# Naive Bayes and Sentiment Classification

**Classification**: assigning a category to an input

**text categorization**: assigning a label or category to an entire text or document.

One of approach commom in *text categorization* is **sentiment analysis**, the positive or negative orientation that a writer expresses toward some object.

The simplest version of sentiment analysis is a *binary classification* task.

Others binary classification tasks are the following:
* *Spam detection* (assigning an email to one of the two classes spam or not-spam)
* *language id* (identifing the language of the document)

The most cases in classification task are done via *supervised machine learning*, where dataset of input observations are associated with some correct output.

Two of many ways of doing a classification are:
* *Generative* classifier: Given an observation, they return the class most likely to have generated the observation. This classification is done by Naive Bayes.

* *Discriminative* classifier: what features from the input are most useful to discriminate between the different possible classes. This type of classification is done by Logistic regression.

Recall, discriminative classifier are more accurate.

## Naive Bayes Classifiers

The task of *supervised classification* is to take an input $D$, and a fixed set of output classes $C = c_1, ..., c_M$  and return a predicted class $c \in C$.
Naive Bayes is a probabilistic classifier

$$\hat{c} = \underset{c \in C}{\operatorname{argmax}}\;P(c|d) = \underset{c \in C}{\operatorname{argmax}}\;\frac{P(d|c)P(c)}{P(d)} $$

We can drop the denominator $P(d)$ since when we will be computing $\frac{P(d|c)P(c)}{P(d)}$ for each possible class. But $P(d)$ doesn’t change for each class.
$$\underset{c \in C}{\operatorname{argmax}}\;P(d|c)P(c) $$

$P(d|c)$ is called likehood and $P(c)$ prior probability
$d$ can be represented as a set of $n$ features $(f_1, f_2, ..., f_n)$

$$\underset{c \in C}{\operatorname{argmax}}\;P(f_1, f_2, ..., f_n|c)P(c) $$
Under  *naive Bayes assumption*  the probabilities $P(f_i|c)$ are independent given the class $c$ 
$$\underset{c \in C}{\operatorname{argmax}}\;P(f_1, f_2, ..., f_n|c)P(c)  = \underset{c \in C}{\operatorname{argmax}}\;P(f_1|c)P(f_2|c) ,..., P(f_n|c) \; P(c)$$
The final equation is :

$$c_{NB} = \underset{c \in C}{\operatorname{argmax}}\;P(c) \prod_{i=1}^{n} P(f_i|c)$$

To apply the naive Bayes classifier to text, we need to consider word positions. $f$ is changed by $w$ meaning word.

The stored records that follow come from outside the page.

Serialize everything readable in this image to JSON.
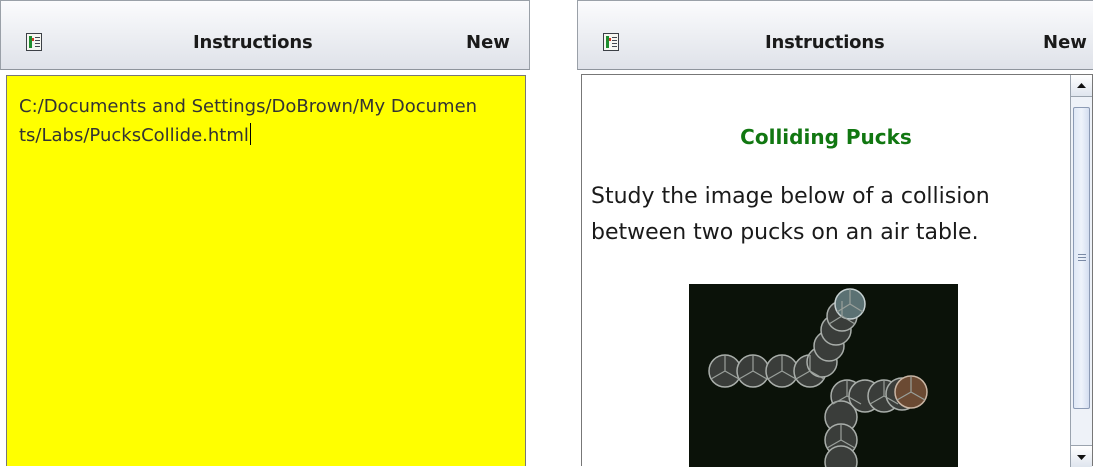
{
  "left_panel": {
    "toolbar": {
      "icon": "document-icon",
      "title": "Instructions",
      "new_label": "New"
    },
    "editor": {
      "background_color": "#ffff00",
      "value": "C:/Documents and Settings/DoBrown/My Documents/Labs/PucksCollide.html"
    }
  },
  "right_panel": {
    "toolbar": {
      "icon": "document-icon",
      "title": "Instructions",
      "new_label": "New"
    },
    "content": {
      "heading": "Colliding Pucks",
      "heading_color": "#117711",
      "paragraph": "Study the image below of a collision between two pucks on an air table."
    },
    "scrollbar": {
      "up_icon": "scroll-up-arrow-icon",
      "down_icon": "scroll-down-arrow-icon"
    }
  }
}
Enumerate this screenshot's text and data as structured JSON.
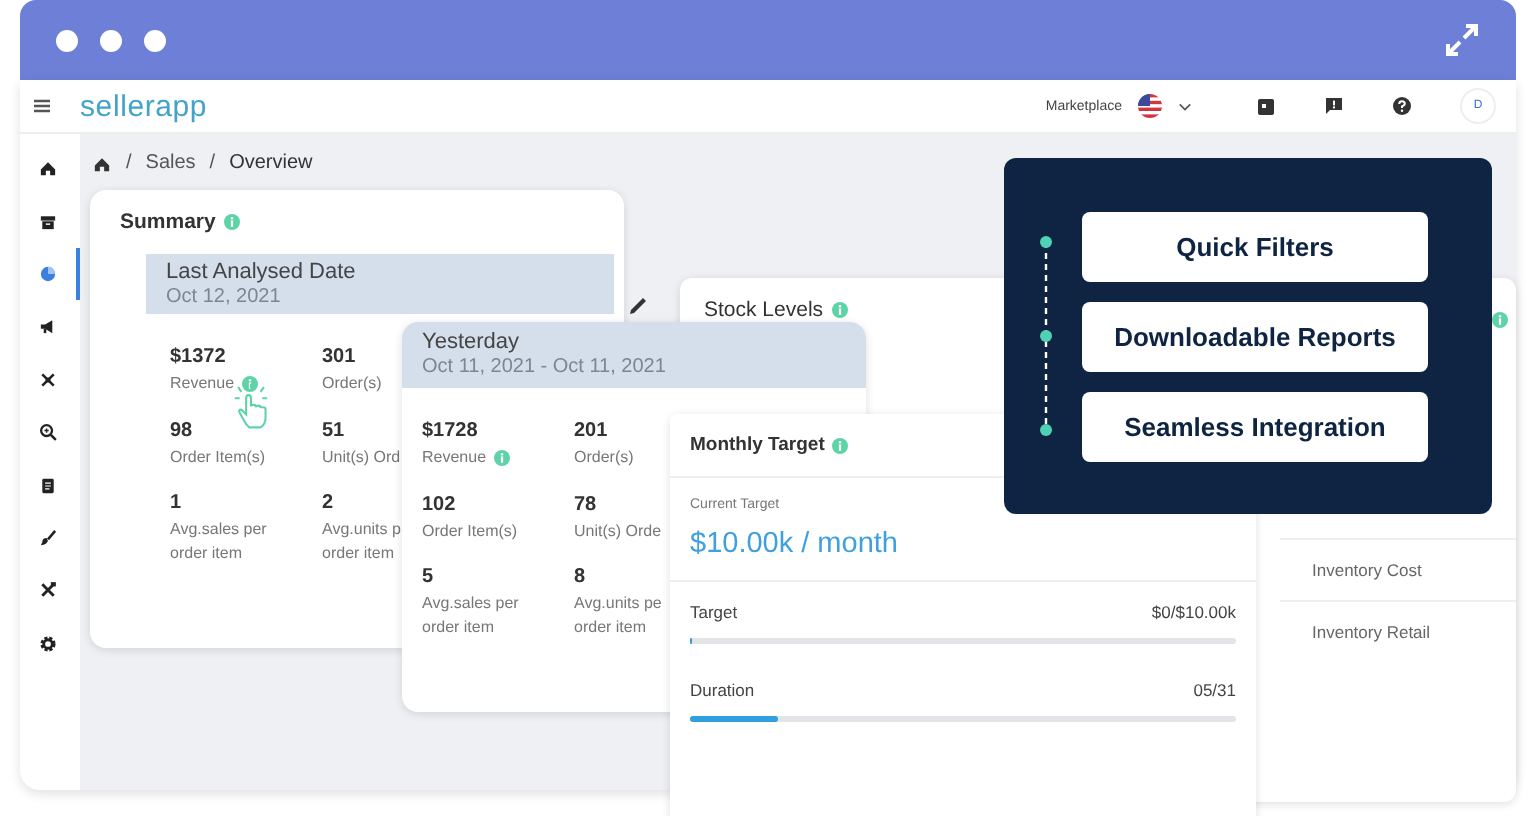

$$c_{NB} = \underset{c \in C}{\operatorname{argmax}}\;P(c) \prod_{i \in positions }^{n} P(w_i|c)$$
Applying log:

$$c_{NB} = \underset{c \in C}{\operatorname{argmax}}\;(P(c) + \sum_{i \in positions }^{n} P(w_i|c))$$
Recall, **bag-of-words** is a set of unordered set of words (the position is ignored). 

And the documents passed as training will form a bag of words.
The model will assume that a word is a feature if the word is in the documents’s bag of words.

We need add-one (Laplace) smoothing to avoid zero probability.
In the test, word that is not in bag-of-word will be ignored.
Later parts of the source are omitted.